Apple is in talks with Comcast, the nation’s #1 cable giant, about starting a new Internet-based streaming service, The Wall Street Journal reported yesterday. And that could pose a big threat to Netflix. Netflix shares are down another 3% today, in fact, after dropping 4% on Friday as well.

A deal between Apple and Comcast would be a huge advance for Net-TV, streaming live and on-demand video from a new Apple set-top device plugged directly into Comcast cable systems. But it also could hasten the erosion of a far bigger business at Comcast—cable-TV, in which fat packages of dozens of channels afford high profit margins and mask barely detectable price increases and any link between usage and pricing.
That might be good news, eventually, for viewers tired of having $5 a month of their total cable bill go to ESPN, which is watched overall by maybe 2% of all viewers. But it could be bad news for Comcast and its shareholders.
And it would be worst of all for Netflix, whose stock price quadrupled last year (from $92 to $368 a share). All along, Netflix has compared itself to HBO, following the old saw that you’re judged by the size of the guy you fight. But it may turn out the real competition isn’t HBO after all. It’s Apple. And Apple could eat Netflix alive.
Word of the Apple-Comcast talks could feel like a betrayal to the folks at Netflix. The high-flying streamer just signed a deal to start paying Comcast extra to give special treatment to Netflix video and plug the feed directly into the Comcast cable box. Netflix did this after whining for a couple of years about cable giants’ ability to slow video traffic or charge more for the biggest data hogs, and in spite of the Federal Communications Commission’s crusade to restrict cable systems’ right to manage traffic and pricing as they see fit.
The FCC has lost court decisions twice in this overreach and still deigned to impose restrictions on Comcast as a condition for letting it buy NBC Universal from GE. Watch for the agency to slap still more restraints on Comcast as a vigorish for letting it buy Time Warner Cable.
Now comes an Apple effort to one-up Netflix by streaming not just on-demand movies and series but also live programming, over the Net to a new Apple gadget (presumably an upgrade of the old and slow-selling AppleTV) that stands between Comcast and its own subscribers. So much for any first-mover advantage to Netflix.

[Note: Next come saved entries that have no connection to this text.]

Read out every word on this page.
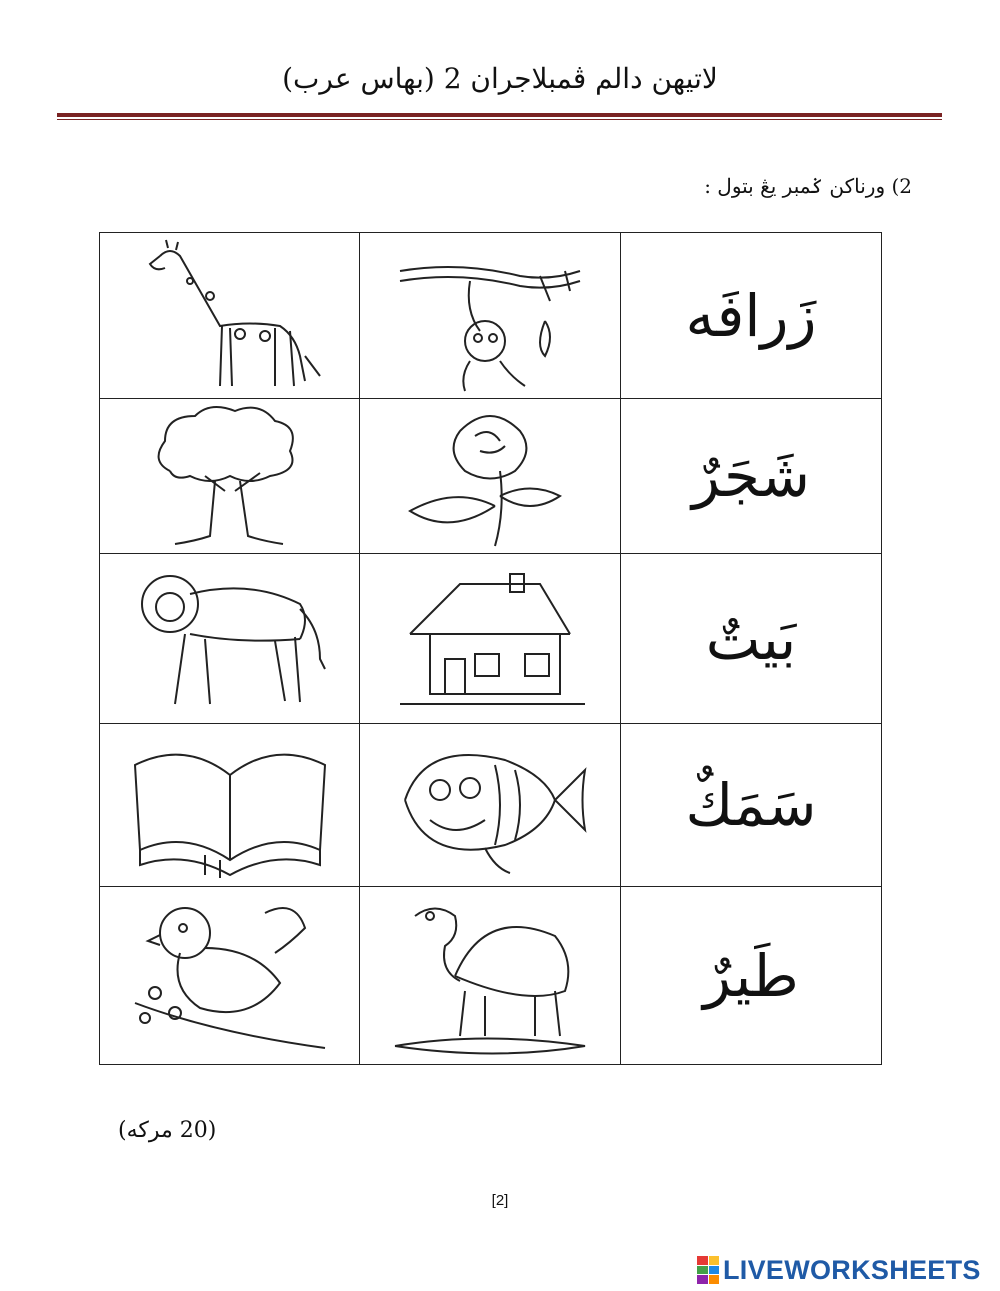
لاتيهن دالم ڤمبلاجران 2 (بهاس عرب)
2) ورناكن ݢمبر يڠ بتول :

	زَرافَه

	شَجَرٌ

	بَيتٌ

	سَمَكٌ

	طَيرٌ
(20 مركه)
[2]
LIVEWORKSHEETS
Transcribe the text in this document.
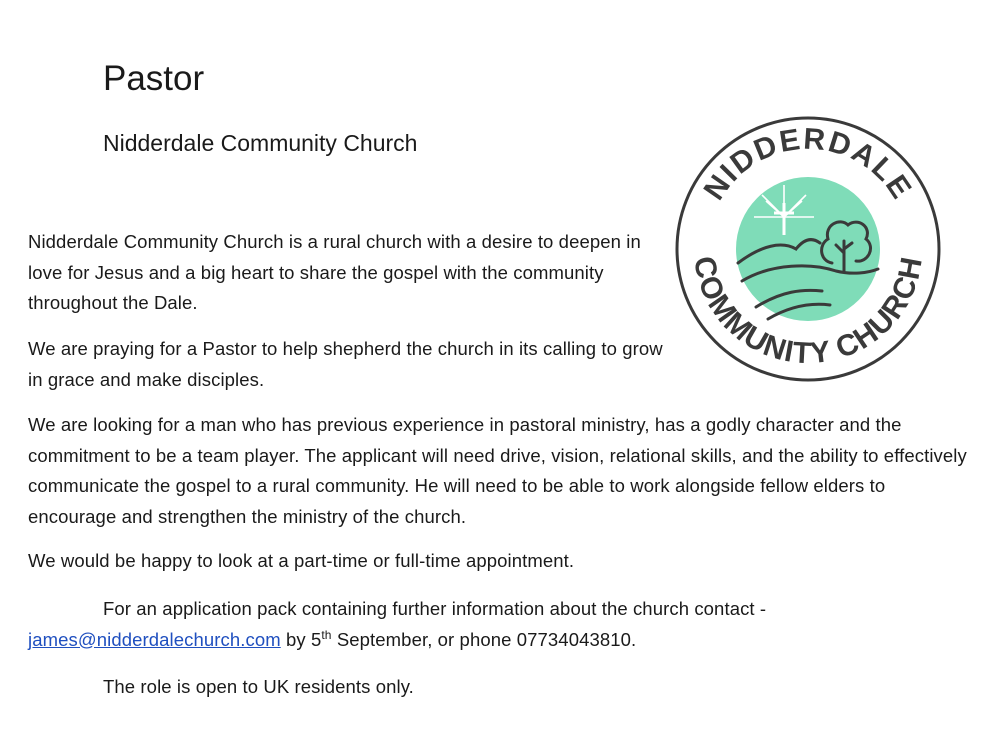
Pastor
Nidderdale Community Church
NIDDERDALE
COMMUNITY CHURCH

Nidderdale Community Church is a rural church with a desire to deepen in love for Jesus and a big heart to share the gospel with the community throughout the Dale.

We are praying for a Pastor to help shepherd the church in its calling to grow in grace and make disciples.

We are looking for a man who has previous experience in pastoral ministry, has a godly character and the commitment to be a team player. The applicant will need drive, vision, relational skills, and the ability to effectively communicate the gospel to a rural community. He will need to be able to work alongside fellow elders to encourage and strengthen the ministry of the church.

We would be happy to look at a part-time or full-time appointment.

For an application pack containing further information about the church contact -
james@nidderdalechurch.com by 5th September, or phone 07734043810.

The role is open to UK residents only.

Amazon and Hulu can’t be far behind. They are stepping up production of original shows to challenge Netflix. Amazon just raised the Prime price to $90 from $70 a year for “free” delivery and online video, and Hulu is waging a new, high profile marketing campaign. Surveys show some 60% of homes that subscribe to video services get more than one, so Neflix isn’t yet feeling any effects from the new competition.

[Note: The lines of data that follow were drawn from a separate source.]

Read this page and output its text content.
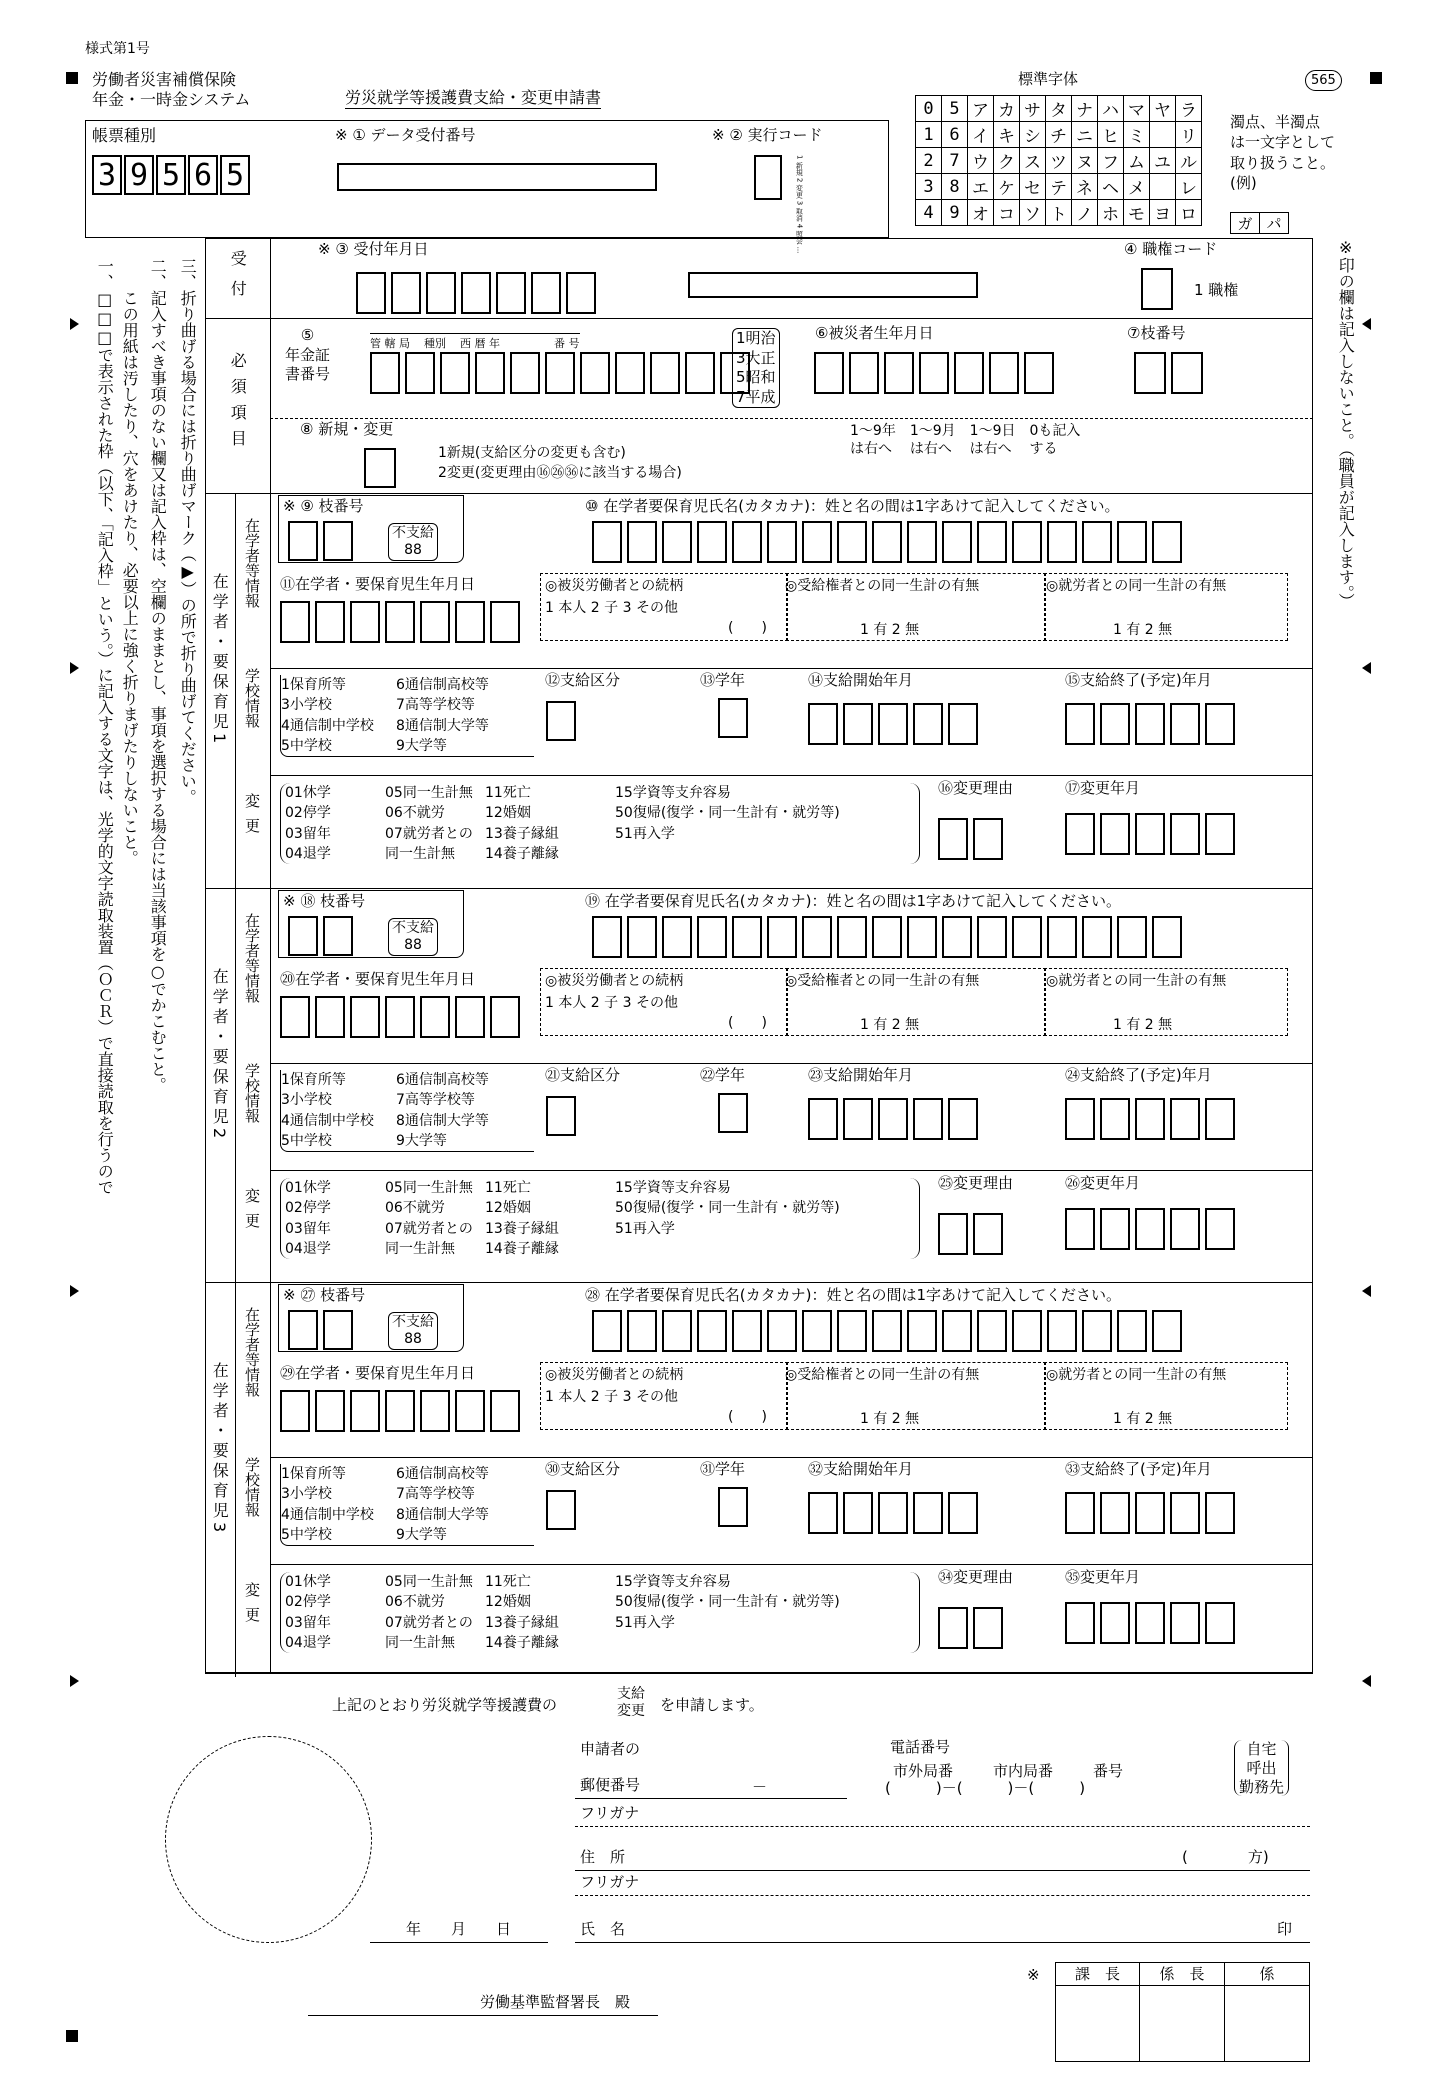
様式第1号
労働者災害補償保険
年金・一時金システム	労災就学等援護費支給・変更申請書
標準字体	565
0	5	ア	カ	サ	タ	ナ	ハ	マ	ヤ	ラ
1	6	イ	キ	シ	チ	ニ	ヒ	ミ		リ
2	7	ウ	ク	ス	ツ	ヌ	フ	ム	ユ	ル
3	8	エ	ケ	セ	テ	ネ	ヘ	メ		レ
4	9	オ	コ	ソ	ト	ノ	ホ	モ	ヨ	ロ
濁点、半濁点
は一文字として
取り扱うこと。
(例)
ガ パ
帳票種別
3 9 5 6 5
※ ① データ受付番号	※ ② 実行コード
1 新規 2 変更 3 取消 4 照会 ...
一、□□□で表示された枠（以下、「記入枠」という。）に記入する文字は、光学的文字読取装置（ＯＣＲ）で直接読取を行うので この用紙は汚したり、穴をあけたり、必要以上に強く折りまげたりしないこと。 二、記入すべき事項のない欄又は記入枠は、空欄のままとし、事項を選択する場合には当該事項を○でかこむこと。 三、折り曲げる場合には折り曲げマーク（▶）の所で折り曲げてください。	※印の欄は記入しないこと。（職員が記入します。）
受付
※ ③ 受付年月日	④ 職権コード
1 職権
必須項目
⑤
年金証
書番号
管 轄 局 種別 西 暦 年	番 号	1明治
3大正
5昭和
7平成
⑥被災者生年月日	⑦枝番号
⑧ 新規・変更
1新規(支給区分の変更も含む)
2変更(変更理由⑯㉖㊱に該当する場合)
1～9年
は右へ
1～9月
は右へ
1～9日
は右へ
0も記入
する
在学者・要保育児1
在学者等情報
学校情報
変更
※ ⑨ 枝番号
不支給
88
⑩ 在学者要保育児氏名(カタカナ)：姓と名の間は1字あけて記入してください。
⑪在学者・要保育児生年月日	◎被災労働者との続柄
1 本人 2 子 3 その他
(　　)
◎受給権者との同一生計の有無
1 有 2 無
◎就労者との同一生計の有無
1 有 2 無
1保育所等	6通信制高校等
3小学校	7高等学校等
4通信制中学校	8通信制大学等
5中学校	9大学等
⑫支給区分	⑬学年	⑭支給開始年月	⑮支給終了(予定)年月
01休学	05同一生計無 11死亡	15学資等支弁容易
02停学	06不就労	12婚姻	50復帰(復学・同一生計有・就労等)
03留年	07就労者との 13養子縁組	51再入学
04退学	同一生計無	14養子離縁
⑯変更理由	⑰変更年月
在学者・要保育児2
在学者等情報
学校情報
変更
※ ⑱ 枝番号
不支給
88
⑲ 在学者要保育児氏名(カタカナ)：姓と名の間は1字あけて記入してください。
⑳在学者・要保育児生年月日	◎被災労働者との続柄
1 本人 2 子 3 その他
(　　)
◎受給権者との同一生計の有無
1 有 2 無
◎就労者との同一生計の有無
1 有 2 無
1保育所等	6通信制高校等
3小学校	7高等学校等
4通信制中学校	8通信制大学等
5中学校	9大学等
㉑支給区分	㉒学年	㉓支給開始年月	㉔支給終了(予定)年月
01休学	05同一生計無 11死亡	15学資等支弁容易
02停学	06不就労	12婚姻	50復帰(復学・同一生計有・就労等)
03留年	07就労者との 13養子縁組	51再入学
04退学	同一生計無	14養子離縁
㉕変更理由	㉖変更年月
在学者・要保育児3
在学者等情報
学校情報
変更
※ ㉗ 枝番号
不支給
88
㉘ 在学者要保育児氏名(カタカナ)：姓と名の間は1字あけて記入してください。
㉙在学者・要保育児生年月日	◎被災労働者との続柄
1 本人 2 子 3 その他
(　　)
◎受給権者との同一生計の有無
1 有 2 無
◎就労者との同一生計の有無
1 有 2 無
1保育所等	6通信制高校等
3小学校	7高等学校等
4通信制中学校	8通信制大学等
5中学校	9大学等
㉚支給区分	㉛学年	㉜支給開始年月	㉝支給終了(予定)年月
01休学	05同一生計無 11死亡	15学資等支弁容易
02停学	06不就労	12婚姻	50復帰(復学・同一生計有・就労等)
03留年	07就労者との 13養子縁組	51再入学
04退学	同一生計無	14養子離縁
㉞変更理由	㉟変更年月
上記のとおり労災就学等援護費の
支給
変更 を申請します。
申請者の
郵便番号	－
電話番号
市外局番	市内局番	番号
(　　　)－(　　　)－(　　　)
自宅
呼出
勤務先
フリガナ
住　所	(　　　　方)
フリガナ
年　　月　　日	氏　名	印
※	課　長	係　長	係
労働基準監督署長　殿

But if Apple gets serious about a new streaming service, Netflix would have the most to lose. Apple has $40 billion in cash and investments on hand; Netflix has just $1.2B. Apple’s market value is at $480 billion even after a long fall to $536 now from $700 a share in September 2012; Netflix’s value is at all of $22B. In fact, maybe Apple should just buy Netflix outright.
NFLX has done a great job pushing its customers to drop old, cumbersome DVDs and switch to streaming on the Internet. But Apple need not buy it at these lofty prices. Instead, Apple could wait and rev up a new AppleTV streaming service, with Comcast offering it instantly in 30 million homes. Netflix has little room for error: On $1.18 billion in revenue last quarter, it held on to only $5 million in free cash.
Give it a few years, and Apple one day may be able to buy Netflix on the cheap.